Savannah Bay (1983) est la dernière pièce de Marguerite Duras, la seule dont elle a fait elle-même la mise en scène. A partir du Barrage contre le Pacifique, puis Le Ravissement de Lol V. Stein et India Song, il va s’agir pour elle, toujours, de plonger au plus profond d’elle-même et de son enfance pour faire émerger l’essentiel et l’indicible des êtres à la recherche d’un amour infini. On ne peut que raconter et regarder, mais voir, c’est créer la vie, c’est vivre. « L’amour ne peut être connu, vu que de loin. Du dehors, ne reste que cette apparence toujours miraculeuse des amants ».

Pendant les répétitions du Square, à Lilas en Scène et au Lavoir Moderne Parisien, j’entendais intérieurement résonner dans la voix de Stéphane Valensi les paroles de Madeleine de Savannah Bay. La voix de Stéphane et son extrême sensibilité, sa réserve aussi, lui confèrent, comme pour Madeleine, l’art d’être le Théâtre.
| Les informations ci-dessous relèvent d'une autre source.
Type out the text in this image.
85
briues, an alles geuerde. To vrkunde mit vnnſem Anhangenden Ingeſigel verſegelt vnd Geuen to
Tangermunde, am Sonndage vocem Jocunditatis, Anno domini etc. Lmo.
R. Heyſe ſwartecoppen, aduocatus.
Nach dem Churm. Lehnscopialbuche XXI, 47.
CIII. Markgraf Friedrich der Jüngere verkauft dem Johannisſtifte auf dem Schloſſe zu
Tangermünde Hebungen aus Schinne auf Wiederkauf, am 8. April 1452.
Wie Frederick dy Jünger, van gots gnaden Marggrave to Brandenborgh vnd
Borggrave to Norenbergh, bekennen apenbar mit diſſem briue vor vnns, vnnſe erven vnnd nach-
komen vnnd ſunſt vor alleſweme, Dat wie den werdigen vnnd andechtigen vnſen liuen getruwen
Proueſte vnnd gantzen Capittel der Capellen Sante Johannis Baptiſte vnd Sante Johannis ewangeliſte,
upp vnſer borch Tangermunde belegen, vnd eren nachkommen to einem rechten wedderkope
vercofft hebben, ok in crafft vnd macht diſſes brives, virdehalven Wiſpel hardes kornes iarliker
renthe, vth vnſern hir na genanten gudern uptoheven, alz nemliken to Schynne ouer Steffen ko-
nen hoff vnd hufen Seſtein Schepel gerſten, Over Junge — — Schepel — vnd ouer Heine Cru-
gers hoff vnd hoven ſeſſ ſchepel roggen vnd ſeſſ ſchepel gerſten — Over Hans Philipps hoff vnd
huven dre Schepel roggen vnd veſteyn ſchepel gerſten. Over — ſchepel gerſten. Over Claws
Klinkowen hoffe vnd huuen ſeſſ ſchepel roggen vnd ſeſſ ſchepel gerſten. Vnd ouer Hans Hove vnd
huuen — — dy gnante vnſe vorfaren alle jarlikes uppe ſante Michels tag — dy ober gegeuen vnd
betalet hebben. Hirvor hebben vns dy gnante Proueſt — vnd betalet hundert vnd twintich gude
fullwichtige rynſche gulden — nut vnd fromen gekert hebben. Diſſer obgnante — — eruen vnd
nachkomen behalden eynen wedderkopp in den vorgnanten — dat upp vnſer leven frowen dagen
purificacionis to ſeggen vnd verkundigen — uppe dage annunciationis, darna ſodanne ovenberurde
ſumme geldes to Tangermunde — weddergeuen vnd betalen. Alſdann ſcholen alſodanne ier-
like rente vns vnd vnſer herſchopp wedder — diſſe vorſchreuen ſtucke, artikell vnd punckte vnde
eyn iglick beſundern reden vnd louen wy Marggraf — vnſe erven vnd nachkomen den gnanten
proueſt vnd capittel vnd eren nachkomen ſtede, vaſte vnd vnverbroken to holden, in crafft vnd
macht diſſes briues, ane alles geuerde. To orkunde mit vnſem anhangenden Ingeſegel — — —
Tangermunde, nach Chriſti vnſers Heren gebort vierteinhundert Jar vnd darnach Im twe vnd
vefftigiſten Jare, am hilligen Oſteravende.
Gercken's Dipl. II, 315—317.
De même, Martine Thinières, avec toute sa poésie, son intensité, son intériorité et son sens de l’ellipse, donnera vie aux mots de la Jeune fille. Martine, qui a su révéler sa capacité à jouer tous les âges de la vie, notamment dans Lignes de faille de Nancy Houston, mis en scène par Catherine Marnas et dans Le Square, saura renforcer les mystères de Savannah Bay et la profondeur des sentiments.
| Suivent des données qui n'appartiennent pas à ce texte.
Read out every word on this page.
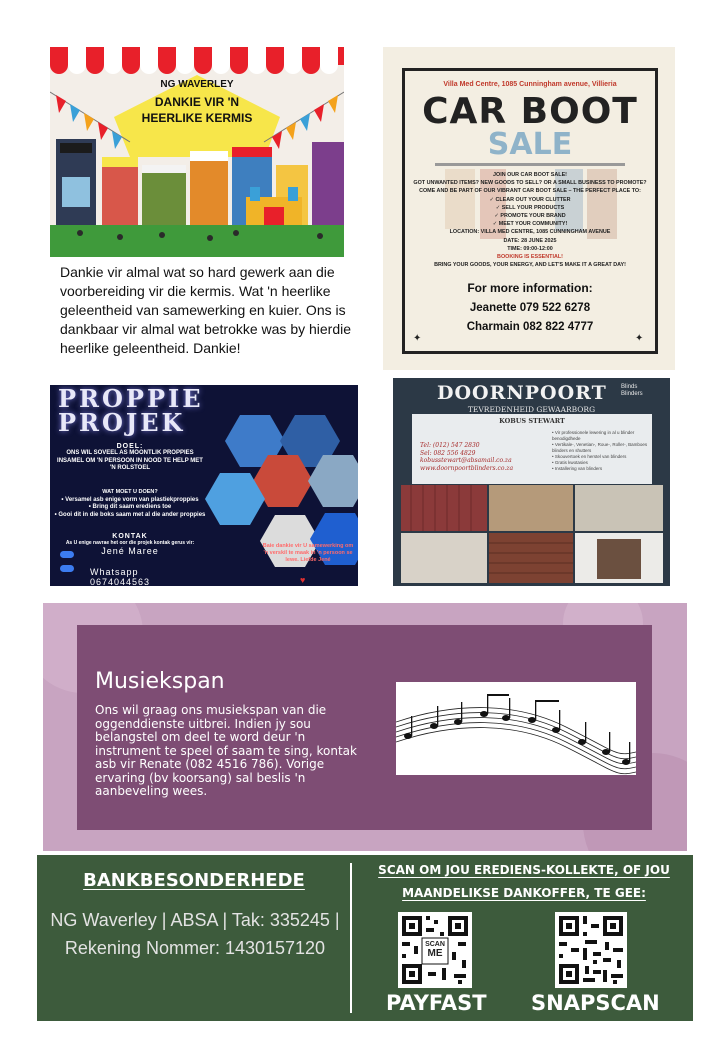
NG WAVERLEY
DANKIE VIR 'N
HEERLIKE KERMIS
Dankie vir almal wat so hard gewerk aan die voorbereiding vir die kermis. Wat 'n heerlike geleentheid van samewerking en kuier. Ons is dankbaar vir almal wat betrokke was by hierdie heerlike geleentheid. Dankie!
Villa Med Centre, 1085 Cunningham avenue, Villieria
CAR BOOT
SALE
JOIN OUR CAR BOOT SALE!
GOT UNWANTED ITEMS? NEW GOODS TO SELL? OR A SMALL BUSINESS TO PROMOTE?
COME AND BE PART OF OUR VIBRANT CAR BOOT SALE – THE PERFECT PLACE TO:
✓ CLEAR OUT YOUR CLUTTER
✓ SELL YOUR PRODUCTS
✓ PROMOTE YOUR BRAND
✓ MEET YOUR COMMUNITY!
LOCATION: VILLA MED CENTRE, 1085 CUNNINGHAM AVENUE
DATE: 28 JUNE 2025
TIME: 09:00-12:00
BOOKING IS ESSENTIAL!
BRING YOUR GOODS, YOUR ENERGY, AND LET'S MAKE IT A GREAT DAY!
For more information:
Jeanette 079 522 6278
Charmain 082 822 4777
✦	✦
PROPPIE
PROJEK
DOEL:
ONS WIL SOVEEL AS MOONTLIK PROPPIES INSAMEL OM 'N PERSOON IN NOOD TE HELP MET 'N ROLSTOEL
WAT MOET U DOEN?
• Versamel asb enige vorm van plastiekproppies
• Bring dit saam erediens toe
• Gooi dit in die boks saam met al die ander proppies
KONTAK
As U enige navrae het oor die projek kontak gerus vir:
Jené Maree
Whatsapp
0674044563
Baie dankie vir U samewerking om 'n verskil te maak in 'n persoon se lewe. Liefde Jené
♥
DOORNPOORT Blinds
Blinders
TEVREDENHEID GEWAARBORG
KOBUS STEWART
Tel: (012) 547 2830
Sel: 082 556 4829
kobusstewart@absamail.co.za
www.doornpoortblinders.co.za
• Vir professionele lewering in al u blinder benodigdhede
• Vertikale-, Venetian-, Roue-, Roller-, Bamboes blinders en shutters
• Skouvertoek en herstel van blinders
• Gratis kwotasies
• Installering van blinders
Musiekspan
Ons wil graag ons musiekspan van die oggenddienste uitbrei. Indien jy sou belangstel om deel te word deur 'n instrument te speel of saam te sing, kontak asb vir Renate (082 4516 786). Vorige ervaring (bv koorsang) sal beslis 'n aanbeveling wees.
BANKBESONDERHEDE
NG Waverley | ABSA | Tak: 335245 | Rekening Nommer: 1430157120
SCAN OM JOU EREDIENS-KOLLEKTE, OF JOU
MAANDELIKSE DANKOFFER, TE GEE:
SCAN
ME
PAYFAST SNAPSCAN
Entre les deux pièces, les thèmes abordés ont beaucoup évolué. Si les questions sociales et politiques traversent Le Square, Savannah Bay est le fruit d’un travail incessant d’introspection de Marguerite Duras, interrogeant, inlassablement, ce qu’elle a vécu, revécu, répété, déformé durant toutes ces années d’écriture. Ce qui interpelle, c’est, à près de trente ans d’écart, avec des thèmes différents, des jeux différents, la capacité à émouvoir, à troubler, à toucher, parce que l’exigence, la rigueur, la précision de cette écriture permet toujours d’exprimer l’essentiel, le fondamental et l’indicible de nos vies.
Gérard Elbaz

Interview de Marguerite Duras du 29 septembre 1983, Gilles Costaz, Le Matin de Paris

Le Matin : Actuellement, vous pensez que, dans Savannah Bay, Madeleine est la mère de la jeune fille ? Ou vous ne nous posez pas le problème ?
Marguerite Duras : Je pense que c’est une pièce sans personnage. Je donne certaines propositions. […] Mon rôle est ici de rendre compte de ce qu’est un amour.
[…]
Il n’y a sans doute rien de plus difficile que de décrire un amour. Pourquoi c’est difficile ? Parce que l’amour, c’est la monnaie courante de toutes les oeuvres, culturelles, musicales, picturales, romanesques, philosophales et tout. Il n’y a rien de moins cernable, c’est la banalité inépuisable, inépuisée. Je crois que, jusqu’à son dernier soupir, l’humanité se nourrira de ça, du conte amoureux. Et c’est là, dans sa plus grande banalité, qu’elle est au mieux de l’égalité, au plus près de l’égalité dans son passage à la mort et dans son silence.
L’amour ne peut être connu, vu, que de loin, du dehors. Dès qu’il commence, il perd la faculté de se dire, il s’obscurcit et se ferme sur lui-même. Ne reste que cette apparence toujours miraculeuse des amants – apparence à partir de quoi on essaie de les atteindre.